数据加载和处理教程

数据加载和处理教程

作者：Sasank Chilamkurthy

校验：宁采晨

解决任何机器学习问题都需要花费大量精力来准备数据。PyTorch提供了许多工具来简化数据加载过程，并有望使代码更具可读性。在本教程中，我们将学习如何从非平凡的数据集中加载和预处理/增强数据。

要能够运行本教程中的代码，请确保已安装以下软件包：

scikit-image：用于图像io和变换

pandas：为了更方便地处理csv文件

from __future__ import print_function, division
import os
import torch
import pandas as pd
from skimage import io, transform
import numpy as np
import matplotlib.pyplot as plt
from torch.utils.data import Dataset, DataLoader
from torchvision import transforms, utils
# Ignore warnings
import warnings
warnings.filterwarnings("ignore")
plt.ion()   # interactive mode

我们要处理的数据集是面部姿势数据集。

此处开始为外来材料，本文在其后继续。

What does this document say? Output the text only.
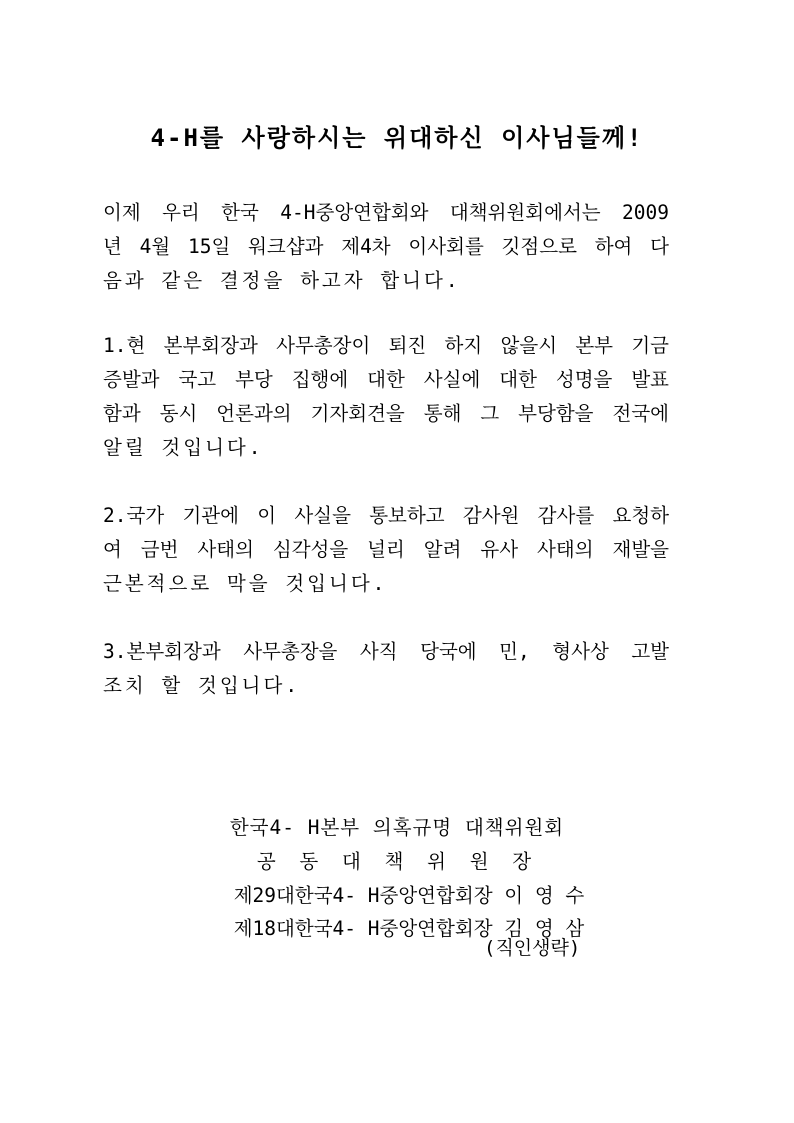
4-H를 사랑하시는 위대하신 이사님들께!
이제 우리 한국 4-H중앙연합회와 대책위원회에서는 2009
년 4월 15일 워크샵과 제4차 이사회를 깃점으로 하여 다
음과 같은 결정을 하고자 합니다.
1.현 본부회장과 사무총장이 퇴진 하지 않을시 본부 기금
증발과 국고 부당 집행에 대한 사실에 대한 성명을 발표
함과 동시 언론과의 기자회견을 통해 그 부당함을 전국에
알릴 것입니다.
2.국가 기관에 이 사실을 통보하고 감사원 감사를 요청하
여 금번 사태의 심각성을 널리 알려 유사 사태의 재발을
근본적으로 막을 것입니다.
3.본부회장과 사무총장을 사직 당국에 민, 형사상 고발
조치 할 것입니다.
한국4- H본부 의혹규명 대책위원회
공 동 대 책 위 원 장
제29대한국4- H중앙연합회장 이 영 수
제18대한국4- H중앙연합회장 김 영 삼
(직인생략)
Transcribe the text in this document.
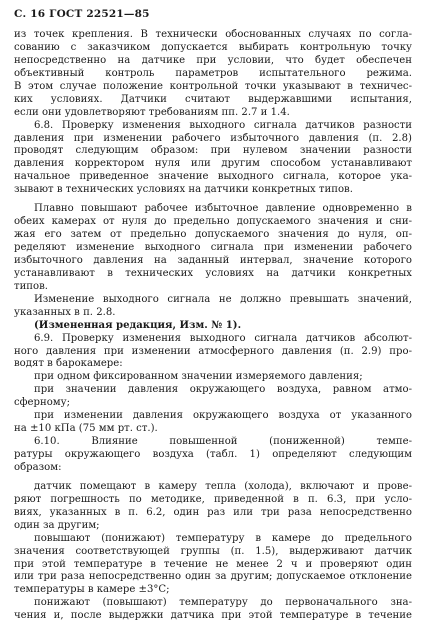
С. 16 ГОСТ 22521—85
из точек крепления. В технически обоснованных случаях по согла-
сованию с заказчиком допускается выбирать контрольную точку
непосредственно на датчике при условии, что будет обеспечен
объективный контроль параметров испытательного режима.
В этом случае положение контрольной точки указывают в техничес-
ких условиях. Датчики считают выдержавшими испытания,
если они удовлетворяют требованиям пп. 2.7 и 1.4.
6.8. Проверку изменения выходного сигнала датчиков разности
давления при изменении рабочего избыточного давления (п. 2.8)
проводят следующим образом: при нулевом значении разности
давления корректором нуля или другим способом устанавливают
начальное приведенное значение выходного сигнала, которое ука-
зывают в технических условиях на датчики конкретных типов.
Плавно повышают рабочее избыточное давление одновременно в
обеих камерах от нуля до предельно допускаемого значения и сни-
жая его затем от предельно допускаемого значения до нуля, оп-
ределяют изменение выходного сигнала при изменении рабочего
избыточного давления на заданный интервал, значение которого
устанавливают в технических условиях на датчики конкретных
типов.
Изменение выходного сигнала не должно превышать значений,
указанных в п. 2.8.
(Измененная редакция, Изм. № 1).
6.9. Проверку изменения выходного сигнала датчиков абсолют-
ного давления при изменении атмосферного давления (п. 2.9) про-
водят в барокамере:
при одном фиксированном значении измеряемого давления;
при значении давления окружающего воздуха, равном атмо-
сферному;
при изменении давления окружающего воздуха от указанного
на ±10 кПа (75 мм рт. ст.).
6.10. Влияние повышенной (пониженной) темпе-
ратуры окружающего воздуха (табл. 1) определяют следующим
образом:
датчик помещают в камеру тепла (холода), включают и прове-
ряют погрешность по методике, приведенной в п. 6.3, при усло-
виях, указанных в п. 6.2, один раз или три раза непосредственно
один за другим;
повышают (понижают) температуру в камере до предельного
значения соответствующей группы (п. 1.5), выдерживают датчик
при этой температуре в течение не менее 2 ч и проверяют один
или три раза непосредственно один за другим; допускаемое отклонение
температуры в камере ±3°С;
понижают (повышают) температуру до первоначального зна-
чения и, после выдержки датчика при этой температуре в течение
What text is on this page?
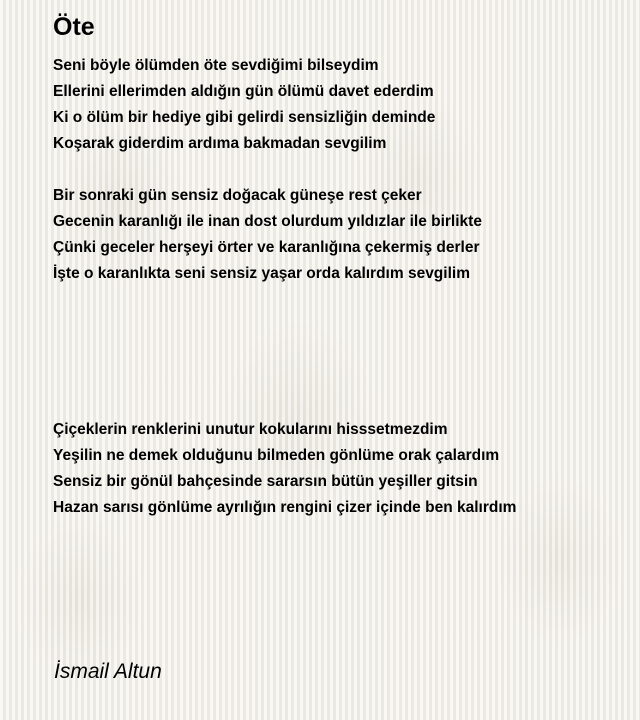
Öte

Seni böyle ölümden öte sevdiğimi bilseydim
Ellerini ellerimden aldığın gün ölümü davet ederdim
Ki o ölüm bir hediye gibi gelirdi sensizliğin deminde
Koşarak giderdim ardıma bakmadan sevgilim

Bir sonraki gün sensiz doğacak güneşe rest çeker
Gecenin karanlığı ile inan dost olurdum yıldızlar ile birlikte
Çünki geceler herşeyi örter ve karanlığına çekermiş derler
İşte o karanlıkta seni sensiz yaşar orda kalırdım sevgilim

Çiçeklerin renklerini unutur kokularını hisssetmezdim
Yeşilin ne demek olduğunu bilmeden gönlüme orak çalardım
Sensiz bir gönül bahçesinde sararsın bütün yeşiller gitsin
Hazan sarısı gönlüme ayrılığın rengini çizer içinde ben kalırdım

İsmail Altun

这意味着对脸部的标注如下：

总体上，每个面孔都标注了68个不同的界标点。

注意

从此处下载数据集，使图像位于名为data/faces/的目录中。该数据集实际上是通过对imagenet上的一些标记为“人脸”的图像应用良好的的dlib姿态估计生成的。

数据集包含一个带注释的csv文件，如下所示：

image_name,part_0_x,part_0_y,part_1_x,part_1_y,part_2_x, ... ,part_67_x,part_67_y
0805personali01.jpg,27,83,27,98, ... 84,134
1084239450_e76e00b7e7.jpg,70,236,71,257, ... ,128,312

让我们快速阅读CSV并获取(N，2）数组中的注释，其中N是特征点的数量。

landmarks_frame = pd.read_csv('data/faces/face_landmarks.csv')
n = 65
img_name = landmarks_frame.iloc[n, 0]
landmarks = landmarks_frame.iloc[n, 1:].as_matrix()
landmarks = landmarks.astype('float').reshape(-1, 2)
print('Image name: {}'.format(img_name))
print('Landmarks shape: {}'.format(landmarks.shape))
print('First 4 Landmarks: {}'.format(landmarks[:4]))

输出：

Image name: person-7.jpg
Landmarks shape: (68, 2)
First 4 Landmarks: [[32. 65.]
 [33. 76.]
 [34. 86.]
 [34. 97.]]

让我们编写一个简单的辅助函数来显示图像及其特征点，并使用它来显示样例。

def show_landmarks(image, landmarks):
    """Show image with landmarks"""
    plt.imshow(image)
    plt.scatter(landmarks[:, 0], landmarks[:, 1], s=10, marker='.', c='r')
    plt.pause(0.001)  # pause a bit so that plots are updated
plt.figure()
show_landmarks(io.imread(os.path.join('data/faces/', img_name)),
               landmarks)
plt.show()

数据集类

torch.utils.data.Dataset是表示数据集的抽象类。您的自定义数据集应继承Dataset，并覆盖下列方法：

__len__，使得len(dataset)返回数据集的大小。
__getitem__支持索引，使得dataset[i]可以用来获取第i个样本

让我们为面部轮廓数据集创建一个数据集类。我们将在__init__中读取csv文件，在__getitem__中读取图像。由于所有图像不会立即存储在内存中，而是根据需要读取，因此可以提高内存效率。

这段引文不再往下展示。